Aaditya

| Technical Review: ABCOM Team | Copy Editor: Anushka Devasthale | Last Updated: Aug 25, 2020 | Level: Intermediate | Banner Image Source : Internet |

Splah

Image source Internet

Are you tired of watching all the fake news spread on social media for the sake of publicity? How to know if a news is fake or not fake just by looking at its headline? Learn to perform text classification using the NLTK library to answer such questions.

Everyone would agree with me that the year 2020 has been the year with a lot of unprecedented events. The corona outburst at the very beginning of this year forced the majority of us to stay at our homes missing on our daily activities. As stated in a famous saying goes: An empty mind is a devil's workshop, all our empty-minds are constrained due to the void of work shifted towards social media to amuse ourselves.

It won’t be an exaggeration if I say that Social Media is the easy channel for spreading fake news. On social media platforms, to get popularity and increasing followers, many people resort to sensational and ostentatious posts, including fake ones. There is also a large group that indulges in forwarding whatever is received without verification. It is of utmost essential to check whatever we forward. To help achieve this tedious task, we present you with an application of text classification built on the NLTK library to classify news as “real” or “fake” by examining its headline.

Creating a Project

Create a new Google Colab project and rename it to Fake News Classifier. If you are new to Colab, then check out this short video tutorial on Google Colab.

Import the required libraries:

import pandas as pd
import numpy as np
import matplotlib.pyplot as plt
import sklearn
from sklearn.preprocessing import LabelEncoder
from sklearn.model_selection import train_test_split
import nltk
from nltk.corpus import stopwords
from nltk.tokenize import word_tokenize

Loading Dataset

The dataset of this project is taken from the Kaggle site. This dataset is divided into two files.
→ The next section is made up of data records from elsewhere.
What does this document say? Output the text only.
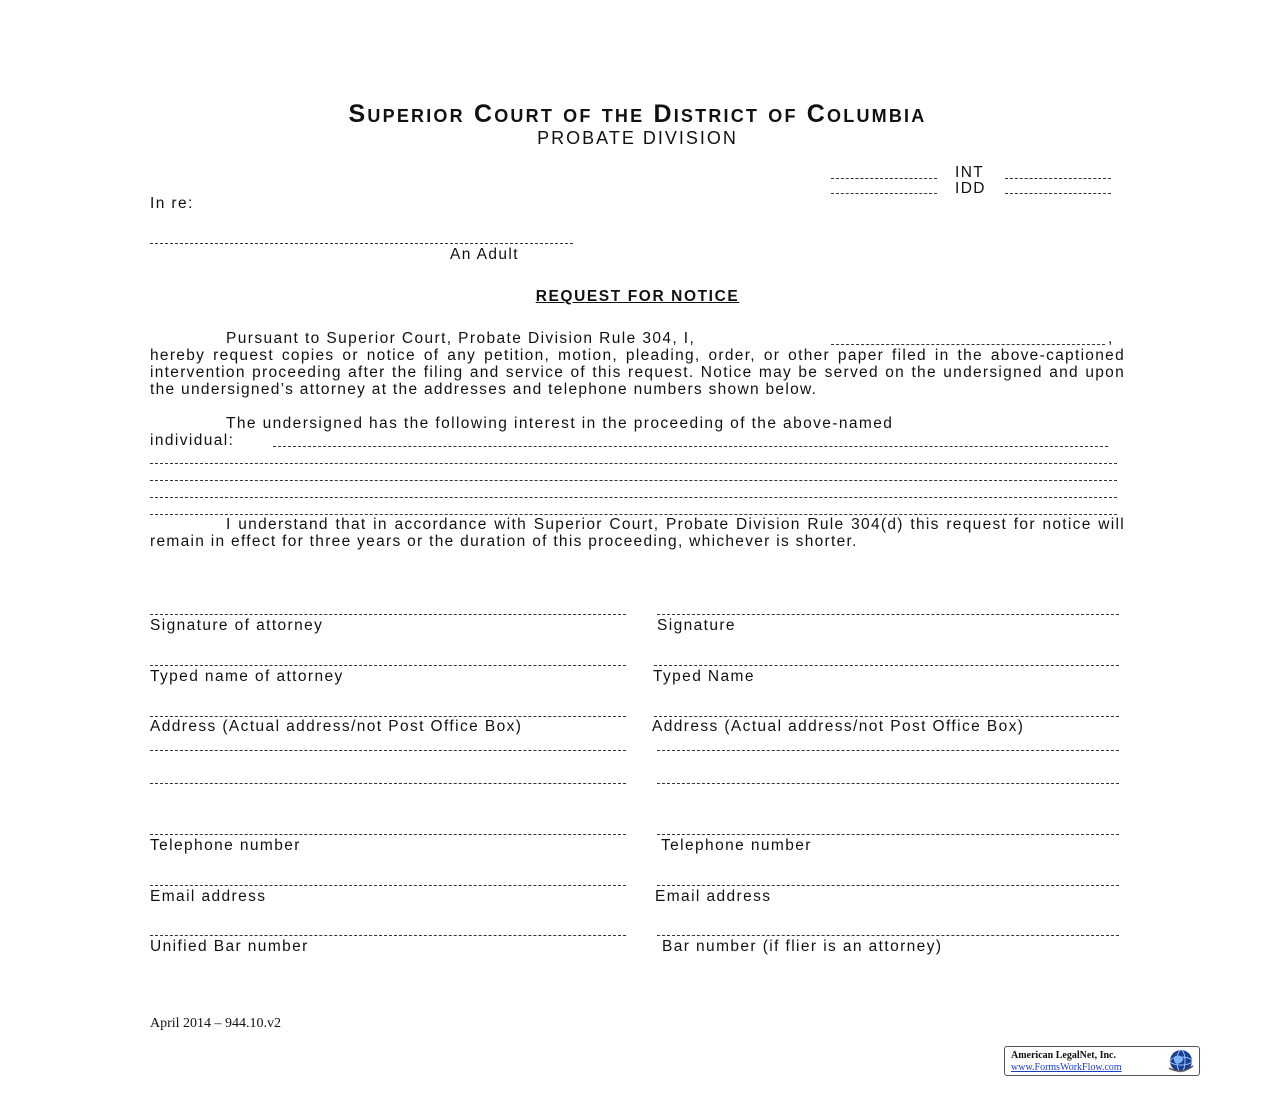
Superior Court of the District of Columbia
PROBATE DIVISION
INT
IDD
In re:
An Adult
REQUEST FOR NOTICE
Pursuant to Superior Court, Probate Division Rule 304, I,	,

hereby request copies or notice of any petition, motion, pleading, order, or other paper filed in the above-captioned intervention proceeding after the filing and service of this request. Notice may be served on the undersigned and upon the undersigned’s attorney at the addresses and telephone numbers shown below.

The undersigned has the following interest in the proceeding of the above-named
individual:

I understand that in accordance with Superior Court, Probate Division Rule 304(d) this request for notice will remain in effect for three years or the duration of this proceeding, whichever is shorter.

Signature of attorney
Typed name of attorney
Address (Actual address/not Post Office Box)
Telephone number
Email address
Unified Bar number
Signature
Typed Name
Address (Actual address/not Post Office Box)
Telephone number
Email address
Bar number (if flier is an attorney)
April 2014 – 944.10.v2
American LegalNet, Inc.
www.FormsWorkFlow.com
One contains fake news (fake.csv), and the other contains actual news (true.csv).

Use the wget command to download the two files from my GitHub.

!wget https://github.com/abcom-mltutorials/FakeNews/blob/master/572515_1037534_compressed_Fake.csv.zip?raw=true
!wget https://github.com/abcom-mltutorials/FakeNews/blob/master/572515_1037534_compressed_True.csv.zip?raw=true

Unzip the two downloaded files:

!unzip "/content/572515_1037534_compressed_Fake.csv.zip?raw=true"
!unzip "/content/572515_1037534_compressed_True.csv.zip?raw=true"

Load the file data into the pandas dataframes:

fake = pd.read_csv("Fake.csv")
true = pd.read_csv("True.csv")

Examine the data by printing a few records.

print(fake.head())
print(true.head())

The above code gives the following output:

image01

Both data frames contain four columns. You will use only the title column for the model development. The title column contains news headlines.

The following code prints a single headline from both the dataframes:

print("Fake news headline: "+fake.iloc[0,0])
print("True news headline: "+true.iloc[0,0])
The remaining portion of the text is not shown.